É importante que a família possa estar envolvida neste processo, reconhecendo primeiramente todo o potencial da criança e atenta às possíveis reações, sobretudo, para apoiá-la e oportunizar que ela vivencie a adaptação de forma tranquila.
Dentre as reações mais apresentadas nesta fase da adaptação, o choro é uma reação genuína da criança que ainda não tem todos os recursos da linguagem desenvolvidos como forma de expressar os seus sentimentos.
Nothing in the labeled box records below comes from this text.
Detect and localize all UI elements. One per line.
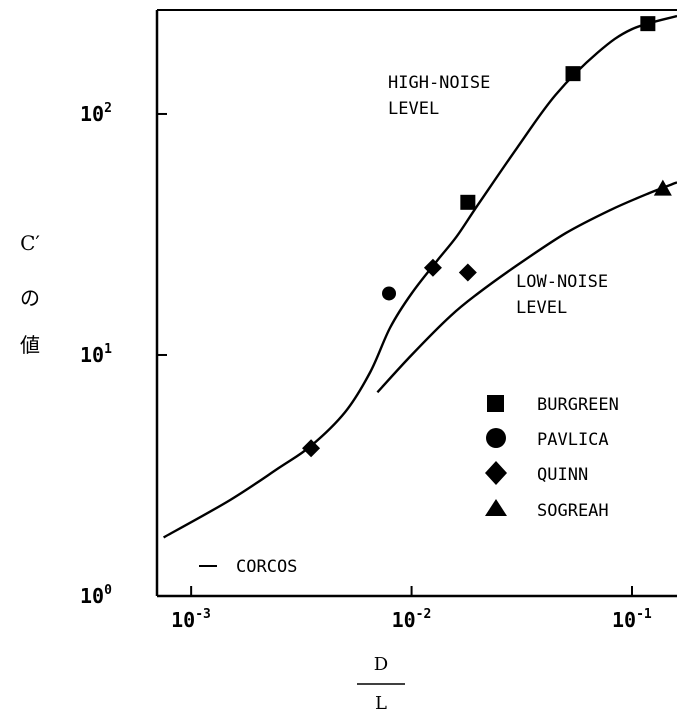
curve-low-noise — [376, 181, 677, 394]
annotations-group: HIGH-NOISE LEVEL LOW-NOISE LEVEL — [388, 73, 608, 318]
x-axis-label: D L — [357, 654, 405, 714]
x-axis-label-numerator: D — [374, 654, 388, 675]
marker-burgreen-0 — [460, 194, 476, 210]
y-axis-label-line2: の — [20, 286, 40, 310]
marker-quinn-1 — [423, 258, 442, 277]
x-tick-label-2: 10-1 — [612, 607, 652, 632]
legend: BURGREEN PAVLICA QUINN SOGREAH CORCOS — [199, 395, 619, 577]
legend-label-quinn: QUINN — [537, 465, 588, 485]
x-tick-label-0: 10-3 — [171, 607, 211, 632]
ticks-group: 10-3 10-2 10-1 100 101 102 — [80, 101, 652, 632]
y-axis-label-line1: C′ — [20, 231, 40, 255]
y-axis-label: C′ の 値 — [20, 231, 40, 357]
y-tick-label-1: 101 — [80, 342, 112, 367]
legend-label-corcos: CORCOS — [236, 557, 297, 577]
plot-axes — [155, 9, 677, 598]
x-tick-label-1: 10-2 — [392, 607, 432, 632]
marker-burgreen-1 — [565, 66, 581, 82]
marker-pavlica-0 — [382, 286, 397, 301]
legend-circle-marker — [486, 428, 506, 448]
y-axis-label-line3: 値 — [20, 333, 40, 357]
legend-diamond-marker — [485, 461, 507, 485]
annotation-low-noise-line1: LOW-NOISE — [516, 272, 608, 292]
marker-sogreah-0 — [653, 179, 672, 196]
markers-group — [302, 16, 672, 458]
annotation-high-noise-line2: LEVEL — [388, 99, 439, 119]
marker-burgreen-2 — [640, 16, 656, 32]
marker-quinn-2 — [458, 263, 477, 282]
annotation-high-noise-line1: HIGH-NOISE — [388, 73, 490, 93]
marker-quinn-0 — [302, 439, 321, 458]
y-tick-label-2: 102 — [80, 101, 112, 126]
legend-label-pavlica: PAVLICA — [537, 430, 609, 450]
legend-triangle-marker — [485, 499, 507, 516]
y-tick-label-0: 100 — [80, 583, 112, 608]
legend-label-sogreah: SOGREAH — [537, 501, 609, 521]
legend-square-marker — [487, 395, 504, 412]
x-axis-label-denominator: L — [375, 693, 387, 714]
annotation-low-noise-line2: LEVEL — [516, 298, 567, 318]
legend-label-burgreen: BURGREEN — [537, 395, 619, 415]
O choro pode, muitas vezes, ser reforçado pela insegurança e sentimento de culpa dos pais e retroalimentado por um maior desconforto vivenciado pela criança.
É preciso que o choro, no entanto, seja ressignificado, para além de uma perspectiva de “sofrimento” para a criança, como uma oportunidade de desenvolvimento, à medida que ela possa se perceber neste novo espaço, entrar em contato com o seu eu, criar suas próprias estratégias, além de reconhecer suas possibilidades e descobertas.
Referências:
PIAGET, Jean. O nascimento da inteligência na criança. Lisboa Códex. Portugal. 1971.
RAPOPORT, A., & PICCININI, C. A. (2001). O ingresso e adaptação de bebês e crianças pequenas à creche: alguns aspectos críticos. Psicologia: reflexão e crítica. Porto Alegre. Vol. 14, n. 1 (2001), p. 81-95.